Embarrassed patients can now send photos of their genitals to their doctor to spare the shame of having to actually get them out in front of them.
Visiting the doctors can now become that little less awkward when you have a problem down there as it is now possible to send pictures of your genitals to your doctor for medical advice.
Better2Know, a private sexual health test provider, is offering this service as the doctors can check the sensitive images for a sign of STIs.
Patients will be allowed to email a picture over which shows their physical symptoms of a potential STI. These symptoms could vary from rashes, lumps or blemishes.
Instead of the patient’s name, they can use a “unique PIN number” so they won’t need to be identified, the clinic has informed.
A team of advisers will be monitoring the inbox and can arrange for an experienced doctor to look if they have any concerns.
Once the image has been examined by a doctor, they can discuss their thoughts with the patient over the phone and advise on the next steps they will need to take.
At this stage, a diagnostic test or even treatment cannot be given, instead, it is advised you attend an actual sexual health clinic.
For those who are still too anxious to visit the sexual health clinic, it is possible to request a self-administered testing kit which can be sent via the post.
If the results entail you to require treatment, this will mean you need to go to the clinic so you can receive the appropriate treatment.
The photo consultation service was launched earlier this week and costs an extortionate £160. At this price, maybe it’s worth just facing the embarrassment!

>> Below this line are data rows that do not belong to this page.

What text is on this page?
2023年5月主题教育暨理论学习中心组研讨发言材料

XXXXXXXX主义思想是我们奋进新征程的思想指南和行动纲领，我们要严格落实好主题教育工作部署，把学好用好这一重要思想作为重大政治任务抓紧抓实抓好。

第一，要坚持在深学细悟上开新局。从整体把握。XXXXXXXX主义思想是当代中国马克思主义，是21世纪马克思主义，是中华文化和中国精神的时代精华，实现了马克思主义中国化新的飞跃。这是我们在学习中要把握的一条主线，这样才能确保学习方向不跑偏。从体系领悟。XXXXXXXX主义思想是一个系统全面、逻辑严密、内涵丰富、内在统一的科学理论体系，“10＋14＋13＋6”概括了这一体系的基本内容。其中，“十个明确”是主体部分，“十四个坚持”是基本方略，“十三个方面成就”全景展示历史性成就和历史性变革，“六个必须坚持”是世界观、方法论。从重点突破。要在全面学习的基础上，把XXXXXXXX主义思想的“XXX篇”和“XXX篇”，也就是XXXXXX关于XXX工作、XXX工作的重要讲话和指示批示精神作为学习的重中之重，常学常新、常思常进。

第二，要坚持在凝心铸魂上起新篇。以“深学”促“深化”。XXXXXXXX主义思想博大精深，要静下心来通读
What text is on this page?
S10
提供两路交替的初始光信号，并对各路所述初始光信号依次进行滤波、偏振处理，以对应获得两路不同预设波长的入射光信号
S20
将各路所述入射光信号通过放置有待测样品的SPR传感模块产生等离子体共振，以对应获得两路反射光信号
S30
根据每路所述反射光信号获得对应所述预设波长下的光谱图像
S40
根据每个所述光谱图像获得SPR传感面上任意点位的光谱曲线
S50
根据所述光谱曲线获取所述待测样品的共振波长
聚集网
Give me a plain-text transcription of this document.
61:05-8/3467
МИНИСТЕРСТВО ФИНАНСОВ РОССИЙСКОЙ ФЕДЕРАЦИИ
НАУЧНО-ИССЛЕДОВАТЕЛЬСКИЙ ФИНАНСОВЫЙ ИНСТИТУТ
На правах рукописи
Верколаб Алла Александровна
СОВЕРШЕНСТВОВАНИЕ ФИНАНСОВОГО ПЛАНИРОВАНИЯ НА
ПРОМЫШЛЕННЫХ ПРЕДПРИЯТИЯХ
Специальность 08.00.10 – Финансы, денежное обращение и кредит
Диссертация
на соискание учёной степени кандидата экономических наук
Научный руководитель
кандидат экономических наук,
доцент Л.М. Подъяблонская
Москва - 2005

At the Better2Know clinic, a face-to-face appointment costs £50, so you’d be saving a whopping £110.
The clinic hopes that the launch of this service will mean more people will be getting STI screenings after figures have revealed that face-to-face appointments have declined by 85,000.
Since 2015/16, the total number of contacts with sexual health services has dropped by 24,000.
In 2017, figures from the Public Health England show about 420,000 STIs have been diagnosed.
Co-founder of Better2Know, Anthea Morris, said: “Some patients can, understandably, feel a little anxious about getting tested for an STI, especially if it is their first time getting a checkup.
“Our hope is that the photo consultation service will be the first step for many on a journey towards better sexual health and receiving a diagnosis, advice and treatment where necessary.
“However, STIs do not always produce visible symptoms, so it is important for people who are sexually active to get tested regularly – regardless of whether or not they are experiencing any visible indications of an STI.”
It is hoped that this service will mean people can be provided with a faster diagnosis, which means the prevention of STIs spreading and avoiding delays of vital treatment.
If left untreated, STIs can cause infertility, blindness, paralysis, and in rare cases, even death.